AI assistants are good at: generating boilerplate, translating a well-specified requirement into a first draft of code, writing tests for logic you’ve already verified is correct, explaining unfamiliar code, and catching obvious syntactic and stylistic issues.
They are poor at: understanding your system’s specific invariants, knowing which edge cases matter in your business domain, verifying that generated code is semantically correct for your use case, and reasoning about the downstream effects of code on data that lives outside the conversation window.
The practical implication is that the verification layer needs to get stronger as generation gets faster, not stay constant. If your team is writing code twice as fast, your property-based tests (tests that verify behavior across a range of generated inputs, not just the specific cases you thought to write), your integration test coverage, and your production monitoring all need to keep pace. They probably aren’t.
For domains with correctness requirements that can’t be eyeballed, a few specific practices help. First, write the tests before using AI to implement the function. The tests should come from your understanding of the business rules, not from the model’s inference about what the function ought to do. Second, treat AI-generated code that touches financial calculations, security-sensitive paths, or data integrity constraints as requiring a higher review bar than other code. Not because the model is uniquely bad at these things, but because the cost of a quiet error in these areas is unusually high. Third, instrument your production systems to catch semantic errors, not just exceptions. A function that returns the wrong number without throwing is invisible to error rate dashboards.
The deeper point is about what verification actually means. For a long time, “the tests pass” was a reasonable shorthand for “this probably works.” It was always an approximation, but a workable one when the same engineer who understood the requirements also wrote the implementation. When generation is decoupled from understanding, that shorthand breaks down. The tests passing tells you the code is internally consistent. It doesn’t tell you it’s correct.

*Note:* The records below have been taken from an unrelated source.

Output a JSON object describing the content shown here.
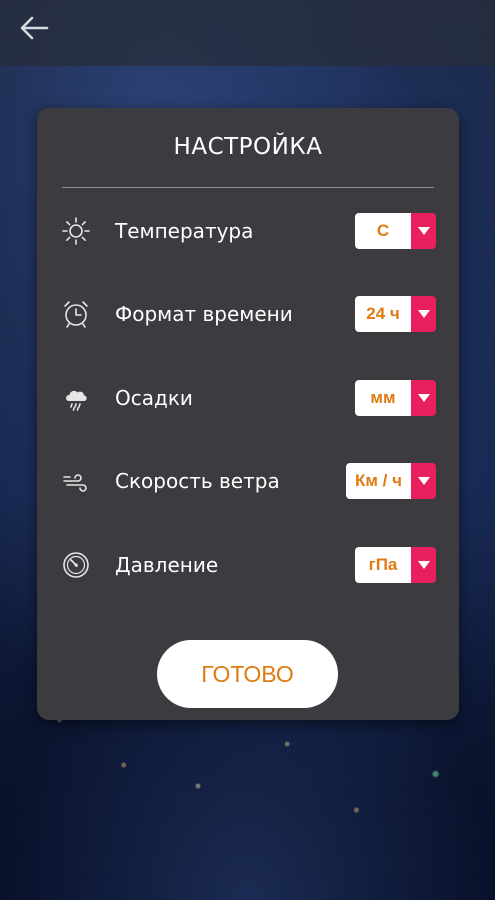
{
  "dialog": {
    "title": "НАСТРОЙКА",
    "done_label": "ГОТОВО"
  },
  "settings": [
    {
      "label": "Температура",
      "value": "C",
      "icon": "sun-icon"
    },
    {
      "label": "Формат времени",
      "value": "24 ч",
      "icon": "alarm-clock-icon"
    },
    {
      "label": "Осадки",
      "value": "мм",
      "icon": "rain-cloud-icon"
    },
    {
      "label": "Скорость ветра",
      "value": "Км / ч",
      "icon": "wind-icon"
    },
    {
      "label": "Давление",
      "value": "гПа",
      "icon": "gauge-icon"
    }
  ],
  "colors": {
    "accent": "#e8205e",
    "value_text": "#e07a12",
    "panel": "#3b3b40"
  }
}
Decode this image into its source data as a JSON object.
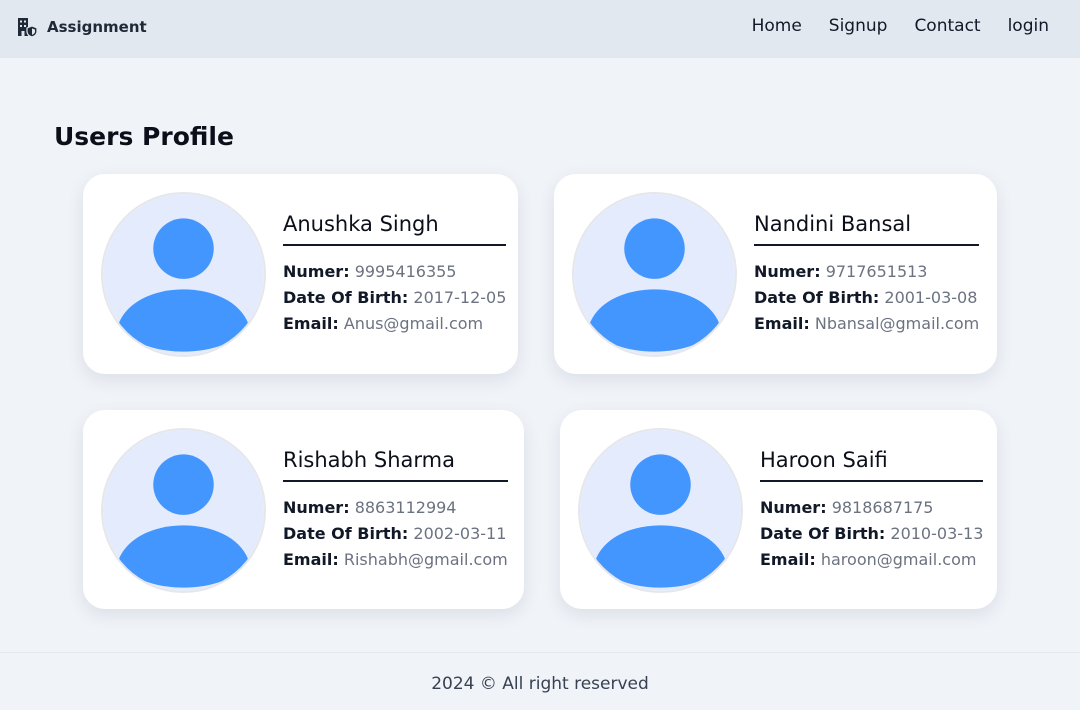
{
  "header": {
    "brand": "Assignment",
    "nav": [
      "Home",
      "Signup",
      "Contact",
      "login"
    ]
  },
  "main": {
    "title": "Users Profile",
    "labels": {
      "number": "Numer:",
      "dob": "Date Of Birth:",
      "email": "Email:"
    },
    "users": [
      {
        "name": "Anushka Singh",
        "number": "9995416355",
        "dob": "2017-12-05",
        "email": "Anus@gmail.com"
      },
      {
        "name": "Nandini Bansal",
        "number": "9717651513",
        "dob": "2001-03-08",
        "email": "Nbansal@gmail.com"
      },
      {
        "name": "Rishabh Sharma",
        "number": "8863112994",
        "dob": "2002-03-11",
        "email": "Rishabh@gmail.com"
      },
      {
        "name": "Haroon Saifi",
        "number": "9818687175",
        "dob": "2010-03-13",
        "email": "haroon@gmail.com"
      }
    ]
  },
  "footer": {
    "text": "2024 © All right reserved"
  },
  "colors": {
    "page_background": "#f0f4f9",
    "navbar_background": "#e2e8f0",
    "avatar_fill": "#4496ff",
    "avatar_background": "#e4ebfd",
    "value_text": "#6b7280"
  },
  "icons": {
    "brand": "building-shield-icon",
    "avatar": "user-avatar-icon"
  }
}
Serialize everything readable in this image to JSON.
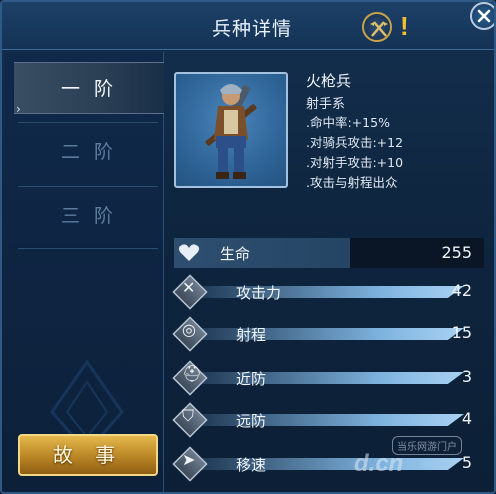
{
  "window": {
    "title": "兵种详情",
    "alert_symbol": "!"
  },
  "tiers": [
    {
      "label": "一 阶",
      "active": true
    },
    {
      "label": "二 阶",
      "active": false
    },
    {
      "label": "三 阶",
      "active": false
    }
  ],
  "story_button": "故 事",
  "unit": {
    "name": "火枪兵",
    "type": "射手系",
    "perks": [
      ".命中率:+15%",
      ".对骑兵攻击:+12",
      ".对射手攻击:+10",
      ".攻击与射程出众"
    ]
  },
  "hp": {
    "label": "生命",
    "value": "255",
    "icon": "heart-icon"
  },
  "stats": [
    {
      "label": "攻击力",
      "value": "42",
      "icon": "crossed-swords-icon",
      "fill": 0.97
    },
    {
      "label": "射程",
      "value": "15",
      "icon": "target-icon",
      "fill": 0.97
    },
    {
      "label": "近防",
      "value": "3",
      "icon": "helmet-icon",
      "fill": 0.97
    },
    {
      "label": "远防",
      "value": "4",
      "icon": "shield-icon",
      "fill": 0.97
    },
    {
      "label": "移速",
      "value": "5",
      "icon": "boot-icon",
      "fill": 0.97
    }
  ],
  "watermark": {
    "top": "当乐网游门户",
    "main": "d.cn"
  },
  "colors": {
    "accent_gold": "#e5b84c",
    "panel_blue": "#14304f",
    "bar_blue": "#7fb4e0"
  }
}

The fintech team fixed the bug, added property-based tests for the reconciliation matching logic, and kept using their AI coding tools. The velocity number went down slightly. The software got more reliable. That’s roughly the right trade.
The AI that writes your code is a smart autocomplete that has read a lot of code. It doesn’t know what your software is for. Keeping that distinction clear is the engineering team’s job, and it doesn’t get automated away just because the typing does.